Aujourd’hui, elle vit à côté de la route principale de la frontière éthiopienne, essayant de gagner suffisamment pour nourrir ses deux enfants en vendant des crédits téléphoniques et du lait de chameau aux conducteurs de passage.
‘Ce n’était pas un choix’
«En tant que soignants et fournisseurs primaires, les femmes et les filles de l’une des régions les plus sèches du Kenya sont confrontées aux plus grands impacts du changement climatique», a déclaré Elise Nalbandian, conseiller en plaidoyer chez Oxfam en Afrique, qui travaille avec des partenaires locaux dans la région de Marsabit comme l’IREMO pour aider les familles touchées par le Drought en fournissant une nutrition d’urgence et de son analyse.
Cela approfondit les inégalités entre les sexes et menace les revenus, la santé et la sécurité des femmes, a expliqué Nalbandian.
«Les femmes et les filles doivent marcher plus loin pour récupérer l’eau et le carburant – et sont souvent les derniers à manger.
«Beaucoup sont obligés de prendre des emplois sans sécurité ou de migrer, les plaçant à risque plus élevé, en particulier la violence sexiste.»
Bien que les femmes de tous âges portent le fardeau d’une aggravation du climat et d’un manque d’argent et de nourriture, les jeunes filles sont souvent les moins protégées et les plus à risque.

Quand elle n’avait que 15 ans, les parents de Boke Mollu lui ont dit qu’elle devait être mariée à un étranger.
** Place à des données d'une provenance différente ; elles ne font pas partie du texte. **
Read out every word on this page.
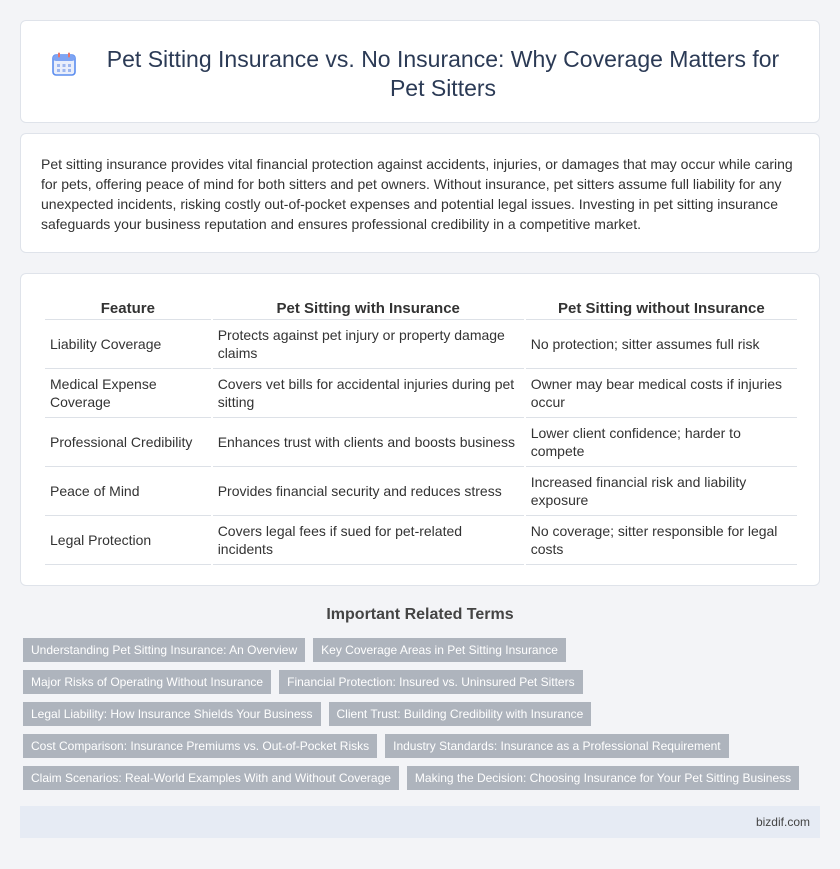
Pet Sitting Insurance vs. No Insurance: Why Coverage Matters for Pet Sitters

Pet sitting insurance provides vital financial protection against accidents, injuries, or damages that may occur while caring for pets, offering peace of mind for both sitters and pet owners. Without insurance, pet sitters assume full liability for any unexpected incidents, risking costly out-of-pocket expenses and potential legal issues. Investing in pet sitting insurance safeguards your business reputation and ensures professional credibility in a competitive market.

Feature	Pet Sitting with Insurance	Pet Sitting without Insurance
Liability Coverage	Protects against pet injury or property damage claims	No protection; sitter assumes full risk
Medical Expense Coverage	Covers vet bills for accidental injuries during pet sitting	Owner may bear medical costs if injuries occur
Professional Credibility	Enhances trust with clients and boosts business	Lower client confidence; harder to compete
Peace of Mind	Provides financial security and reduces stress	Increased financial risk and liability exposure
Legal Protection	Covers legal fees if sued for pet-related incidents	No coverage; sitter responsible for legal costs
Important Related Terms
Understanding Pet Sitting Insurance: An Overview	Key Coverage Areas in Pet Sitting Insurance
Major Risks of Operating Without Insurance	Financial Protection: Insured vs. Uninsured Pet Sitters
Legal Liability: How Insurance Shields Your Business	Client Trust: Building Credibility with Insurance
Cost Comparison: Insurance Premiums vs. Out-of-Pocket Risks	Industry Standards: Insurance as a Professional Requirement
Claim Scenarios: Real-World Examples With and Without Coverage	Making the Decision: Choosing Insurance for Your Pet Sitting Business
bizdif.com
Ils étaient émoussés par leur motivation: leurs animaux avaient péri, et par conséquent, un prix de la mariée de trois chameaux et trois chèvres représentait un échange qu’ils considéraient comme plus précieux que leur fille.
«Bien sûr, j’ai blâmé mes parents», Boke, maintenant âgé de 19 ans, déplore, «mais en même temps, je sais qu’ils ne l’auraient pas fait si la sécheresse n’avait pas été si mauvaise. Pour eux, ce n’était pas un choix.
La vie conjugale était supportable au début, dit-elle. «Ensuite, il est devenu très abusif envers moi.»
«Il m’a violé plusieurs fois, mais je suis resté avec lui. Que puis-je faire d’autre? Dit Boke.
«Ma propre famille ne me reviendrait pas parce que l’homme avait payé la dot.»
En arrière-plan de comptes comme Boke’s est les difficultés forgées par la pire période de sécheresse en 40 ans.
Ceci est peut-être mieux symbolisé par les Cairns imposants à l’extérieur de la colonie du désert de Kambinye.
Au soleil durs, les tas ressemblent à des pierres chatoyantes. Seul le gros plan devient évident que les repères sont des monticules d’os d’animaux – chaque crâne, un chameau, une vache ou une chèvre sur lesquels les éleveurs nomades qui ont parcouru les plaines dépendaient une fois.